DIARY OF A SOCIAL BUTTERFLY: THE NO-ADVICE LIST

Published April 6, 2025
Illustration by Sarah Durrani
Illustration by Sarah Durrani

If you ask me, I think so, Trump has gone mantle. Vaisay, hai tau bechara aged, despite of the fake, dyed hairs and the tangerine tan. So, it shouldn’t come as a surprise that he’s loosing his marbles, but phir bhi… Now he’s gone and degreed kay tourists can’t come into America and Pakistanis tau shouldn’t even dream about it, because he’s stopping their visas from now only.

So, Sunny’s daughter, Sasha, she’s studying at You Pen, she was supposed to come home for her holidays in May because she’s getting summers ki chhutti. But now, she’s saying kay, maybe, I should just stay puts, in case they don’t let me come back in.

She’s only in her first year and, if Trump carries on like this, she’ll have to stay full four years without coming home even once. And Sunny and Akbar won’t be able to go and visit her even because, unfortunately, their five-year visas to the US respired in January and now tau, there’s no chance of renewing. Even if they pull stings.

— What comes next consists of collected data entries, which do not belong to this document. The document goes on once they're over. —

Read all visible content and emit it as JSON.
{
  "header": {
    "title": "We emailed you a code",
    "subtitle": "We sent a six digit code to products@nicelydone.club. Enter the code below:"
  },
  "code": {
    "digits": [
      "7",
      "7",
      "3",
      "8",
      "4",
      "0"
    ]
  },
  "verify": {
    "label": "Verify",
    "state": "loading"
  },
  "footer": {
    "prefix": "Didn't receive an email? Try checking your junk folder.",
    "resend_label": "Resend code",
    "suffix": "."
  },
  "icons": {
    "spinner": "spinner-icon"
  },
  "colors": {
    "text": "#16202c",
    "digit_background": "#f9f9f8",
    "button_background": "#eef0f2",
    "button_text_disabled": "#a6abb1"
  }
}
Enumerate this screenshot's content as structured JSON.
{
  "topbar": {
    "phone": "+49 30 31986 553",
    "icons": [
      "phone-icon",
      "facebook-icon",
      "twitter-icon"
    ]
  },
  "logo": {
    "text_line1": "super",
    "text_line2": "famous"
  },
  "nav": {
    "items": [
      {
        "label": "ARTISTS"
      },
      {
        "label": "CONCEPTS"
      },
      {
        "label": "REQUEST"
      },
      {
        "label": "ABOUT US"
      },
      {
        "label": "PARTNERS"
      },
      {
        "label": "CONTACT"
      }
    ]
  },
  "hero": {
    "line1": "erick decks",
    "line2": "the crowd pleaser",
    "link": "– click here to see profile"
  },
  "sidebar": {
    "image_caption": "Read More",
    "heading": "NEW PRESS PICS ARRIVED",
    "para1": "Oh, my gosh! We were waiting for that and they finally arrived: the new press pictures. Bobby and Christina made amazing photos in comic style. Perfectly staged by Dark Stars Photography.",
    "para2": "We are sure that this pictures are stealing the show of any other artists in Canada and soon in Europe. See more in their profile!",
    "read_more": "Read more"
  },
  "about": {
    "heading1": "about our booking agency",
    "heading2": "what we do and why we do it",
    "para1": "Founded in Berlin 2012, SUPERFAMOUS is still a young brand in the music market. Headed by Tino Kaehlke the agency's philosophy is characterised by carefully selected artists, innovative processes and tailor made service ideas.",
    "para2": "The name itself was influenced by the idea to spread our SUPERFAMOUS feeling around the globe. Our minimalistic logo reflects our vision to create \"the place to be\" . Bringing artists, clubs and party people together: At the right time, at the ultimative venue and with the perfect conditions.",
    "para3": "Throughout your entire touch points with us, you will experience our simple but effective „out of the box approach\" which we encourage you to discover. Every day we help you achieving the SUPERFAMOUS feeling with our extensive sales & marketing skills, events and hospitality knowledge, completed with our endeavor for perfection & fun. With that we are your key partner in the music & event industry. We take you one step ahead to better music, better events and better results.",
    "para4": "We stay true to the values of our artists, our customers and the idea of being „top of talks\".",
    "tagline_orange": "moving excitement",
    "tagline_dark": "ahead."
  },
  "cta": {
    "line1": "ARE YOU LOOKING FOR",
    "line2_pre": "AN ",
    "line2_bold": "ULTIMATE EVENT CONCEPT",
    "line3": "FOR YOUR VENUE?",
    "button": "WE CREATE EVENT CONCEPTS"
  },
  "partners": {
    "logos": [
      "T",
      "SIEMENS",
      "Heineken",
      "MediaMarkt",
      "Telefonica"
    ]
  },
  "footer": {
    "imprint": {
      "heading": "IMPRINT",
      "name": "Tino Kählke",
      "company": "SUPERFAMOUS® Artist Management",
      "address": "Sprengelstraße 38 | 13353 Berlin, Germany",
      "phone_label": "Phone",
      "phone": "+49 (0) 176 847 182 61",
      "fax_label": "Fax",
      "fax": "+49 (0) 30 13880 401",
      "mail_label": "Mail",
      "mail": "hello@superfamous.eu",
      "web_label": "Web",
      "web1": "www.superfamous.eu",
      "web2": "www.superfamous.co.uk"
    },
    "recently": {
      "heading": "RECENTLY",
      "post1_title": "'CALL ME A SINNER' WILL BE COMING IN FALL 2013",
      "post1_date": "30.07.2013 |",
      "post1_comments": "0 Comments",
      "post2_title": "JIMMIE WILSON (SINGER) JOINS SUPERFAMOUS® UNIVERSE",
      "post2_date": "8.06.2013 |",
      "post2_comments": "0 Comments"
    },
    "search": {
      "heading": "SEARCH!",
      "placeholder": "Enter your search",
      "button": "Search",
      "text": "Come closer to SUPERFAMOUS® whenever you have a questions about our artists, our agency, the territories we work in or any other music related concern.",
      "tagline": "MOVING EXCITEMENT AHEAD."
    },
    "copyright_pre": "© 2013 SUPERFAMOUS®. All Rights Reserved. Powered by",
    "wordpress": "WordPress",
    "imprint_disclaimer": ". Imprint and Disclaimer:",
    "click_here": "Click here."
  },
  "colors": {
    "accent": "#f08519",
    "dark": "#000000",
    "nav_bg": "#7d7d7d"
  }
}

Oopar se, Sasha’s phuppi ka beta, with whom she had an understanding, he’s licking up a fuss in Lahore because they were supposed to have their engagement in June and now, he’s saying kay, if she doesn’t come home for it, then it’s curtains for her.

From visa hurdles to domestic troubles, Butterfly has a solution for it all. But there are no takers…

Unfortunately for Sunny and all, he’s very rich and because Akbar is up to his eyes in depths that he’s taken from banks, the rishta is, as you can imagine, super important. They tau can’t afford for this curtain to drop naa, but girl is doing zidd and it’s all becoming very delicate.

So, I said to Sunny kay, with a name like Sasha and with her fair and lovely skin and her blonde highlights, she doesn’t even look Pakistani and I’m sure she can slip out and get engaged and then return without anyone knowing in America. So, Sunny karaoed me a look and said, “She has a Pakistani passport and she can’t slip in and out of Immigration without anyone finding out.” She said it like I was a retard. Last time I help her with my advice. So ungrateful. Honestly!

Then yesterday, with a face like a graveyard, my bitter half, Janoo announced over lunch kay Pakistan is now almost topping Global Terrorism ka Index for 2025. So, I told him, “Chalo, at least it’s coming top in something.”

Vaisay, I tau blame India. When they’re not sending us smog and floods and rats, they’re sending us terrorism. Everyone knows that we ourselves are not like this. Not once have we ever done any fasaad, any khoon kharaba, even any torr phorr. It’s just not us, baba.

Meanwhiles, the prime minister’s cabinet has grown into the size of a shendi. And, Mashallah se, they’re doing such good work with so much of efficiency kay, they’ve given themselves a hefty raise.

So, when Kulchoo (he’s a feminist, naa) was moaning about how our women’s cricket team is not getting matches and is not getting paid and not getting attention, I suggested to him that, maybe, they should also join the cabinet. And where there are fifty, what difference does another 11 or even 20 make, no? Bus dil mein jaga honi chahiye.

Kulchoo also karaoed me a look and said, “They’re athletes, not politicos.” I wanted to say, neither are they, politicos I mean. But like the wise woman I am, I held my tongue. Vaisay, this is the last time I give him my advice. Sarrhial jaisa!

Aur suno: through Ramazan, the servants have totally bangrupted me. Having ten, ten cups of tea each, at both sehri and iftar, with ten, ten spoons of sugar. I think so, they were taking it intravenously. And with cheeni almost as expensive as gold, you should see my cheeni ka bills. You’d think they were a jeweller’s bills.

I told Janoo that, next year, I’m going to put everyone on Splenda. Haan. He also karaoed me a look but, for once, thanks God, he didn’t say anything. So, like Sunny and Kulchoo, him also I’m putting on my no-advice list.

I’ve come to the exclusion that giving them my advice is like feeding kheer to a chicken. They just can’t appreciate, naa. So, I said to him, “You know something? I don’t think so anyone deserves me.” He smiled and said, “Never was a truer word spoken.”